About 58 million decades back, a gigantic giant snake slithered from the swampy jungles and forests of South America and it started its reign of terror, it had been the colossal Titanoboa.
The Titanoboa which means literally”titanic boa” is an extinct genus of snakes that lived throughout the Paleocene epoch, roughly 60 to 58 million decades back.
This is a span of 10 million decades immediately after the dinosaur extinction event. Together with these critters that fast diversified stayed and took up the bulk of those ecosystem niches left empty.
In 2009, the fossils of 28 human Titanoboa cerrejonensis were located in Colombia, at the Cerrejón Formation from the coal mines of Cerrejón at La Guajira. There the scientists found fossilized plants and leaves and a few reptiles such as turtles that were giant, and also the crocodiles at the background of records.
Some scientists believe the Titanoboa was the conclusion of this decade and that it is among the very significant since the Tyrannosaurus rex findings from 1902.
It’s the only known species from the genus and is the largest, longest, and heaviest snake discovered since it supplanted the Gigantophis the prior record-holder in 33 ft.
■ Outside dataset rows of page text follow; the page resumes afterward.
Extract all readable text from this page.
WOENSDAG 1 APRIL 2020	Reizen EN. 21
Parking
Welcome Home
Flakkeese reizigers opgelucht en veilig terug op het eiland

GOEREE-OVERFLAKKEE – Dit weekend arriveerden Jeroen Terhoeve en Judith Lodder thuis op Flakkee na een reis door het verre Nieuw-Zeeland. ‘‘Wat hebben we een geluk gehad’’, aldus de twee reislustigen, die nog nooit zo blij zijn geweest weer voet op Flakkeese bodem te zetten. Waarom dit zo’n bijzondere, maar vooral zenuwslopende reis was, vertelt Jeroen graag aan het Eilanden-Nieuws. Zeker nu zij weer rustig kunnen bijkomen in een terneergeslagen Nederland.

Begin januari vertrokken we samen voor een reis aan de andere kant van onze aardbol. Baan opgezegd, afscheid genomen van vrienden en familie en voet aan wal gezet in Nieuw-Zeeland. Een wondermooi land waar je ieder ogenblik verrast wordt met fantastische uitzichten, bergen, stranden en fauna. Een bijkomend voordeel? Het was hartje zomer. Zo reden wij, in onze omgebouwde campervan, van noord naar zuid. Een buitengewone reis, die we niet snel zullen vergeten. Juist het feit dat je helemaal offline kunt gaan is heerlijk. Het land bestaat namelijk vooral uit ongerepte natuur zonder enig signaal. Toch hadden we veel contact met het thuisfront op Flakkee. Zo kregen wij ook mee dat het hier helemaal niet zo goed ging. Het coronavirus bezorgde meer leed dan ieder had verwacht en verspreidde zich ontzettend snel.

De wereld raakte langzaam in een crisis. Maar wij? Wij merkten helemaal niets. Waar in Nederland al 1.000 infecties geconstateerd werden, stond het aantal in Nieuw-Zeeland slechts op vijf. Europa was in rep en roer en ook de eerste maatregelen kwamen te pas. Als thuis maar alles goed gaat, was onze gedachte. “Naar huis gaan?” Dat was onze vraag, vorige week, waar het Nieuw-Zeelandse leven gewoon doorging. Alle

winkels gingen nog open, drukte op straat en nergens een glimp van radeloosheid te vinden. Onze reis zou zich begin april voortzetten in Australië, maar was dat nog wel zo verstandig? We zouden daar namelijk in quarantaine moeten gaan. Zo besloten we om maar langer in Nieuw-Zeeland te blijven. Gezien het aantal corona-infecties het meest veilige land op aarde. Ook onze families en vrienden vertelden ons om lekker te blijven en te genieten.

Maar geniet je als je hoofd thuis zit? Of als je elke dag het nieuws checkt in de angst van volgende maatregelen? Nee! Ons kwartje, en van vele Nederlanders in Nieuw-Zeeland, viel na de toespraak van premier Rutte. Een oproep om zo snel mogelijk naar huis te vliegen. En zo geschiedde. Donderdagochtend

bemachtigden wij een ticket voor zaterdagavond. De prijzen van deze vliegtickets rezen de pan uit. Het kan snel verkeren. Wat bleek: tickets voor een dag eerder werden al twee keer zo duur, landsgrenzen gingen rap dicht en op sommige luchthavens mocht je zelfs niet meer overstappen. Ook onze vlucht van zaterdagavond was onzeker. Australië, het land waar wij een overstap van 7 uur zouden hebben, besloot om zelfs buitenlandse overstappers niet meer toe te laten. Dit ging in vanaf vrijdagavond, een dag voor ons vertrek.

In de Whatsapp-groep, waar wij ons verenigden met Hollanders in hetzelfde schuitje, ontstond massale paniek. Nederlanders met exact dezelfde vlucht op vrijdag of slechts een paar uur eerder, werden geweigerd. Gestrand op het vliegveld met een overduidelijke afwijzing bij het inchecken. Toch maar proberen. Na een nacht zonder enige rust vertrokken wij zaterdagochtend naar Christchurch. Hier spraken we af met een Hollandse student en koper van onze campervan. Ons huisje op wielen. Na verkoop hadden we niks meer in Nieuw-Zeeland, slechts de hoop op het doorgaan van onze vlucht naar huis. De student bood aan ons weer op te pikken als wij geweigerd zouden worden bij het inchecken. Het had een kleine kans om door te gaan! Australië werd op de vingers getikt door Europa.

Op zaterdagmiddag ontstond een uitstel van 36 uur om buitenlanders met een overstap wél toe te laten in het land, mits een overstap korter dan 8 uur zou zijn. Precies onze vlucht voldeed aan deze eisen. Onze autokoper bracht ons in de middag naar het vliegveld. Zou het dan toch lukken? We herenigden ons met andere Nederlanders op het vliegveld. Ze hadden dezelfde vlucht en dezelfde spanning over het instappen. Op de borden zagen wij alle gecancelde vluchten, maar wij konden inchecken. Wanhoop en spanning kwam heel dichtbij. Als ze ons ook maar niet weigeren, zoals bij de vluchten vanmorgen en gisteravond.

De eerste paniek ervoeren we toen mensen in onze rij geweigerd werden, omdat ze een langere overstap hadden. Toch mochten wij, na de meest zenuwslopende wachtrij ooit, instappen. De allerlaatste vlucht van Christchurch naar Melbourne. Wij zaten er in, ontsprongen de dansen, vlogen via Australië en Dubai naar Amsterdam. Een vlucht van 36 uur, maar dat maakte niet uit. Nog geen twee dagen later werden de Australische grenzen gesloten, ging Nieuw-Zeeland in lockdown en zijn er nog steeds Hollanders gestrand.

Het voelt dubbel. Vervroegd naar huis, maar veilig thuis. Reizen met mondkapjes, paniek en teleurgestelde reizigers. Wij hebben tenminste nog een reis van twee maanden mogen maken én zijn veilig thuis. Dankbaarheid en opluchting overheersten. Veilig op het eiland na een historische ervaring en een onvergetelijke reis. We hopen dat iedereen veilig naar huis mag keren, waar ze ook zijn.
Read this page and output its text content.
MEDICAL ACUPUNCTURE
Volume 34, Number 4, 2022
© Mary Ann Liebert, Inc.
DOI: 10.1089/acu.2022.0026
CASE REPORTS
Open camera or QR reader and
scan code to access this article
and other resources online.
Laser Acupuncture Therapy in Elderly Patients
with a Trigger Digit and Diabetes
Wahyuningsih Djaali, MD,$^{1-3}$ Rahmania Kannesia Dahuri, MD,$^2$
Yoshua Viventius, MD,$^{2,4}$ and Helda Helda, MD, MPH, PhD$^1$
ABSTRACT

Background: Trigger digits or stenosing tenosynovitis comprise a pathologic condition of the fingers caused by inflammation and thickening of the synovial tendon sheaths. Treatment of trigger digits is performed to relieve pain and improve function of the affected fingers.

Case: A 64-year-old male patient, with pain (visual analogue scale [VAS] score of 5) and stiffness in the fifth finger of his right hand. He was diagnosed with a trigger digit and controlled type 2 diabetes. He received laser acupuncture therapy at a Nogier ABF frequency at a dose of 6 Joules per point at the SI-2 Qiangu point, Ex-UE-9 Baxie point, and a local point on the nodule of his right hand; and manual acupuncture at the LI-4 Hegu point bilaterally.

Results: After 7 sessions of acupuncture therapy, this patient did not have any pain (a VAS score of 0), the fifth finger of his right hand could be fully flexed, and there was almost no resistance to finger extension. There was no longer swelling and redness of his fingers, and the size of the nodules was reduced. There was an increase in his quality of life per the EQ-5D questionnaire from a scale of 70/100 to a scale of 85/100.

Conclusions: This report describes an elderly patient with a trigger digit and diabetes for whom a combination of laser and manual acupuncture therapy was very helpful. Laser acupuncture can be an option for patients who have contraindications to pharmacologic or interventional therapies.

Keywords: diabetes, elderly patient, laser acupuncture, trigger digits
It weighed over 1000 pounds and quantified 14 m or about 50 ft in length. Their girth measured over 3 feet (1 m) in the thickest aspect of the human body, the center.
The colossal snake would consume a crocodile, but surprisingly only a couple decades back, scientists did not have a hint that it existed. The Titanoboa is very similar to the snakes featured at the Hollywood terror snake films, it is a fantastic thing.
With no competition of these dinosaurs, this snake has been the greatest predator on the planet Earth for approximately 10 million decades. Thought to be the ancestor of anacondas and the boa constrictor, the Titanoboa was not a venomous snake, but rather a constrictor snake that is big.
Like many contemporary snake species, they have been specialist ambush predators, capable of striking at an amazing rate at unsuspecting prey. It was effective at beating its
Unfortunate victims with all the constricting power of 400 pounds per square inch.
Using its Gigantic dimensions, the Titanoboa
Likely spent the majority of its time in the water, similar to the green anacondas found today from the Amazon forest.
But the discovery of this Titanoboa fossils suits not only our fascination and curiosity to find out more about the creatures that once inhabited our planet. We are also given clues, among other matters about climate fluctuations that happened on our planet by the records.
By way of instance, it’s likely the Titanoboa and other reptiles grew bigger about 60 million years ago due to a much warmer climate. This contrasts with all the gigantism seen in other creatures and dinosaurs also, which is likely as a result of oxygen gain in the atmosphere.
Because snakes are ectothermic creatures, they are not able to control their temperature and rely on external warmth to endure. Its discovery suggests the tropics, the Titanoboa habitat, have to have been considerably warmer, previously than formerly considered.
The Earth’s warmer weather throughout the Paleocene epoch enabled these cold-blooded snakes to achieve much larger sizes compared to that of contemporary snakes.
Together with the warmer weather and the lack of giant predators such as the Theropod dinosaurs, snakes possess the capability to exploit this chance and really massive species such as the Titanoboa began to evolve.
Now the biggest ectothermic species are located from the tropics, where the weather is warmer, and the smallest is located further from the equator area. Not all scientists agree with this concept.
But climate change likely also played an significant part in the extinction of this Titanoboa. The concept is that temperatures that are decreasing imposed dimensions that are smaller for the development of kinds of snakes and reptiles to take its own place.
Habitat shift is just another option to explain the extinction of this Titanoboa.
But it is likely that its temporal and geographical ranges were bigger than what we understand today, but this has to be verified by additional fossil discoveries.
A life-sized Titanoboa replica was on display in the Smithsonian Natural History Museum at Washington and started a nationwide tour in 2013.
It amazes me that something as enormous as the colossal Titanoboa was not discovered earlier by scientists. It required Gigantophis to be displaced by science since the snake that lived on Earth in the spotlight.
However, who knows what lies under the earth, perhaps scientists find fossils of bigger snakes which roamed the world millions of years back.